Il 10 Agosto sul giornale «Il Manifesto» uscì un appello dal titolo “Per una nuova obiezione di coscienza”. Vari giornalisti, avvocati, docenti, si appellavano alle coscienze dei militari, poliziotti, dipendenti pubblici invitandoli a portare avanti il valore dell’obiezione di coscienza rispetto alle politiche migratorie portate avanti dal governo giallo-verde.

Nel 2004 è finito il servizio di leva obbligatorio, al tempo in migliaia decisero di non impugnare le armi, decine decisero di disertare completamente gli obblighi di Stato finendo anche in galera.
Ora che il governo è cambiato in giallo-rosso ci sembra che poco sia cambiato, Di Maio ha appena deciso di andare in Tunisia, fresca di elezioni, per prendere accordi sui rimpatri; in Grecia decine di migliaia di persone si ribellano contro il trattamento inumano nei campi;uomini e donne continuano a morire nel mare, e sempre Di Maio si lamenta che l’operazione Sophia non ha le navi per fermare i barchini con i migranti.
Il blocco delle navi ONG portato avanti dall’ex ministro Salvini è finito, e il viaggio dei migranti sembra puntare ad essere indipendente piuttosto che appoggiarsi alle ONG.

Cos’è cambiato da luglio-agosto ad oggi? Questo invito all’obiezione di coscienza è ancora valido? E poi a degli uomini e donne che si sono resi schiavi per uno stipendio, pronti a ricevere qualsiasi ordine più o meno liberticida, indossando una divisa, qualunque divisa, siamo certi che importi di questi appelli così umani ma ben poco efficaci?

Che ci siano persone con degli slanci di dignità umana in un’epoca sempre più frivola, priva di rapporti solidali, è cosa buona, però sappiamo anche che, se a questi appelli non seguono azioni efficaci, che portino alla rottura con chi sostiene politiche di sfruttamento e assassinio, allora anche la riflessione più ampia, sul perché servono persone in divisa, ci sembra un ragionamento monco.

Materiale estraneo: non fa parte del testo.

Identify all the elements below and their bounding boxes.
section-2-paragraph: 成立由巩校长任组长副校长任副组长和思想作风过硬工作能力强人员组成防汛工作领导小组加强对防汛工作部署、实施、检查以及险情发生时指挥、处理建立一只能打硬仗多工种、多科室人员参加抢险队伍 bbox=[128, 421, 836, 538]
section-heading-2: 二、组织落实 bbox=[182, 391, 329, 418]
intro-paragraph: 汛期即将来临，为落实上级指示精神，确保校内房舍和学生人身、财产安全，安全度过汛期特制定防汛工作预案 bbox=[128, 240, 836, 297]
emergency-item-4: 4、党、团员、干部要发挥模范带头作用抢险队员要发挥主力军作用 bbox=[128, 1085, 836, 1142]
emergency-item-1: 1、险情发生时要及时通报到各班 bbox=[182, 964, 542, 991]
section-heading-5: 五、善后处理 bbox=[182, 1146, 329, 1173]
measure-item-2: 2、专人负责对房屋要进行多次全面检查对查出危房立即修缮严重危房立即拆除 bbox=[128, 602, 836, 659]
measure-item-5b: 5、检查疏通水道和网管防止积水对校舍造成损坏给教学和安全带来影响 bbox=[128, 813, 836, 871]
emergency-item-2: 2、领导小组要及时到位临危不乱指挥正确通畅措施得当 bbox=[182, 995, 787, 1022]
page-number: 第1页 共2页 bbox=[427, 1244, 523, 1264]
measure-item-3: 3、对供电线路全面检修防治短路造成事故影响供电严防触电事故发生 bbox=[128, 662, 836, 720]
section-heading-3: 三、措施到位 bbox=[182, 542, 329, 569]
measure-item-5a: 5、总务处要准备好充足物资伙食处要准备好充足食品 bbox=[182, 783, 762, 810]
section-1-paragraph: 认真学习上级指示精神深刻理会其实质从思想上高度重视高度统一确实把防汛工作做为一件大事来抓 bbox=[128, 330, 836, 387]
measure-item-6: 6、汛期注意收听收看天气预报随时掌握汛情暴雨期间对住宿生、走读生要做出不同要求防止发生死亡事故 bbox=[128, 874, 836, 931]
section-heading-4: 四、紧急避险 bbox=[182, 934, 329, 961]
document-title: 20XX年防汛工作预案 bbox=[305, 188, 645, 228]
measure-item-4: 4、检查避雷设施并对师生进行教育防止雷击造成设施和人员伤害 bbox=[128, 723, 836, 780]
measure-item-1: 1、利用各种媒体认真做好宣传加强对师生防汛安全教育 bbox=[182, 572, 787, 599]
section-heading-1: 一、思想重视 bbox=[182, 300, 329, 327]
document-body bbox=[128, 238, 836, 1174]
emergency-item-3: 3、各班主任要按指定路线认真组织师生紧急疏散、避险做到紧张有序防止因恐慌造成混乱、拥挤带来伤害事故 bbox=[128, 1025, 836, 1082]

Dove sono finiti i cortei combattivi contro la guerra, i blocchi dei porti agli armamenti – per quanto sia importante, non basta fermare le navi saudite come a Genova – dove sono finite le persone sedute su quelle rotaie che trasportano su e giù gli armamenti? Di appelli così ne possiamo scrivere a centinaia e forse non arriveranno mai alle orecchie di chi si intende raggiungere.
Quanti oggi indossano una divisa lo fanno perché ci credono, vogliono quel ruolo e, se disubbidiscono, cosa assai rara, subiscono ripercussioni, oltre ad essere trattati come “mezze cartucce”, giusto per rimanere in tema.

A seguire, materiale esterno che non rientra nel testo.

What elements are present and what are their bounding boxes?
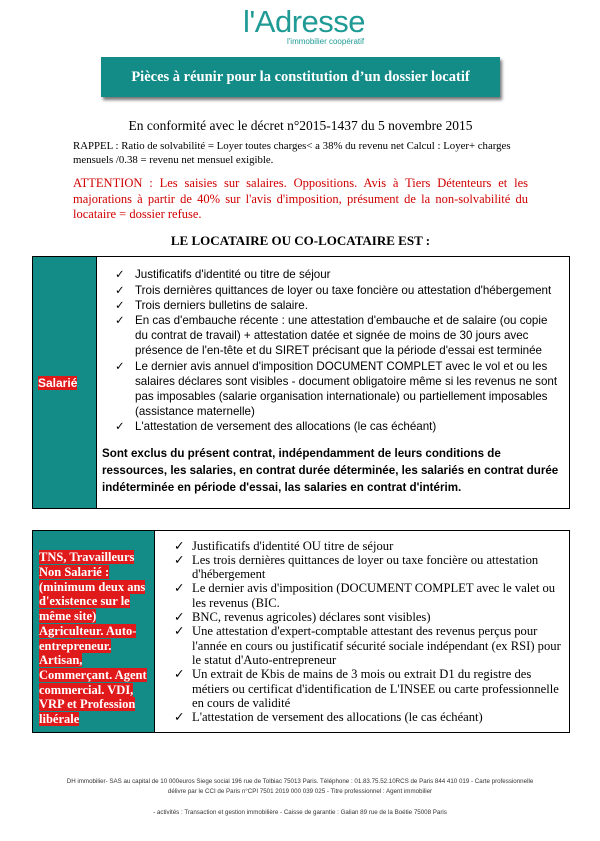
check-icon: ✓ [174, 710, 185, 725]
check-icon: ✓ [174, 624, 185, 639]
footer-company-info: DH immobilier- SAS au capital de 10 000euros Siege social 196 rue de Tolbiac 75013 Paris. Téléphone : 01.83.75.52.10RCS de Paris 844 410 019 - Carte professionnelle [66, 778, 534, 785]
list-item-text: L'attestation de versement des allocations (le cas échéant) [135, 420, 437, 434]
salarie-label-cell [33, 257, 97, 509]
tns-label: TNS, Travailleurs Non Salarié : (minimum deux ans d'existence sur le même site) Agriculteur. Auto-entrepreneur. Artisan, Commerçant. Agent commercial. VDI, VRP et Profession libérale [39, 550, 147, 727]
check-icon: ✓ [115, 313, 125, 327]
check-icon: ✓ [174, 667, 185, 682]
list-item [115, 267, 563, 282]
check-icon: ✓ [115, 298, 125, 312]
check-icon: ✓ [174, 610, 185, 625]
exclusion-notice: Sont exclus du présent contrat, indépendamment de leurs conditions de ressources, les salaries, en contrat durée déterminée, les salariés en contrat durée indéterminée en période d'essai, las salaries en contrat d'intérim. [102, 446, 559, 494]
check-icon: ✓ [174, 538, 185, 553]
check-icon: ✓ [115, 283, 125, 297]
document-title: Pièces à réunir pour la constitution d’un dossier locatif [101, 57, 500, 97]
attention-warning: ATTENTION : Les saisies sur salaires. Oppositions. Avis à Tiers Détenteurs et les majorations à partir de 40% sur l'avis d'imposition, présument de la non-solvabilité du locataire = dossier refuse. [73, 176, 528, 221]
check-icon: ✓ [115, 420, 125, 434]
list-item-text: Trois dernières quittances de loyer ou taxe foncière ou attestation d'hébergement [135, 283, 552, 297]
list-item-text: Un extrait de Kbis de mains de 3 mois ou extrait D1 du registre des métiers ou certificat d'identification de L'INSEE ou carte professionnelle en cours de validité [192, 667, 559, 710]
tns-checklist [174, 538, 563, 725]
list-item-text: Les trois dernières quittances de loyer ou taxe foncière ou attestation d'hébergement [192, 552, 539, 582]
solvency-reminder: RAPPEL : Ratio de solvabilité = Loyer toutes charges< a 38% du revenu net Calcul : Loyer+ charges mensuels /0.38 = revenu net mensuel exigible. [73, 140, 511, 166]
footer-activities: - activités : Transaction et gestion immobilière - Caisse de garantie : Galian 89 rue de la Boétie 75008 Paris [153, 809, 447, 816]
logo-wordmark: l'Adresse [243, 4, 366, 39]
company-logo [243, 6, 383, 50]
tns-table [32, 530, 570, 733]
decree-reference: En conformité avec le décret n°2015-1437 du 5 novembre 2015 [128, 118, 473, 133]
list-item-text: Justificatifs d'identité OU titre de séjour [192, 538, 394, 553]
salarie-requirements-cell [97, 257, 570, 509]
list-item [174, 624, 563, 667]
list-item [174, 538, 563, 553]
section-heading: LE LOCATAIRE OU CO-LOCATAIRE EST : [170, 233, 431, 248]
list-item-text: Trois derniers bulletins de salaire. [135, 298, 308, 312]
check-icon: ✓ [174, 581, 185, 596]
list-item-text: L'attestation de versement des allocations (le cas échéant) [192, 710, 483, 725]
check-icon: ✓ [174, 552, 185, 567]
list-item-text: Le dernier avis d'imposition (DOCUMENT COMPLET avec le valet ou les revenus (BIC. [192, 581, 556, 610]
list-item [174, 610, 563, 625]
list-item [115, 298, 563, 313]
list-item-text: En cas d'embauche récente : une attestation d'embauche et de salaire (ou copie du contrat de travail) + attestation datée et signée de moins de 30 jours avec présence de l'en-tête et du SIRET précisant que la période d'essai est terminée [135, 313, 548, 358]
salarie-table [32, 256, 570, 509]
check-icon: ✓ [115, 359, 125, 373]
tns-requirements-cell [155, 531, 570, 733]
list-item-text: Le dernier avis annuel d'imposition DOCUMENT COMPLET avec le vol et ou les salaires déclares sont visibles - document obligatoire même si les revenus ne sont pas imposables (salarie organisation internationale) ou partiellement imposables (assistance maternelle) [135, 359, 558, 419]
list-item [174, 552, 563, 582]
list-item-text: BNC, revenus agricoles) déclares sont visibles) [192, 610, 431, 625]
list-item-text: Justificatifs d'identité ou titre de séjour [135, 268, 331, 282]
list-item [115, 283, 563, 298]
logo-tagline: l'immobilier coopératif [287, 37, 365, 46]
list-item [115, 419, 563, 434]
salarie-label: Salarié [38, 375, 78, 390]
check-icon: ✓ [115, 268, 125, 282]
salarie-checklist [115, 267, 563, 434]
list-item-text: Une attestation d'expert-comptable attestant des revenus perçus pour l'année en cours ou justificatif sécurité sociale indépendant (ex RSI) pour le statut d'Auto-entrepreneur [192, 624, 561, 667]
footer-card-info: délivre par le CCI de Paris n°CPI 7501 2019 000 039 025 - Titre professionnel : Agent immobilier [167, 788, 433, 795]
list-item [174, 710, 563, 725]
list-item [174, 667, 563, 710]
list-item [115, 359, 563, 420]
tns-label-cell [33, 531, 155, 733]
list-item [115, 313, 563, 359]
list-item [174, 581, 563, 610]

Quello che manca è l’agire che superi la legalità, in un momento nel quale si rischia di pagare caro anche un blocco stradale. Ma se si odia la guerra, se non si sopporta di vedere le persone morire in mare, c’è poco da scegliere oltre alla pratica dell’azione; se le masse interpellate non si muovono agli appelli, saranno le volontà dei singoli a riportare il dibattito nel vivo della discussione: nelle università, sui giornali, nelle strade.
Che ognuno segua la sua obiezione di coscienza.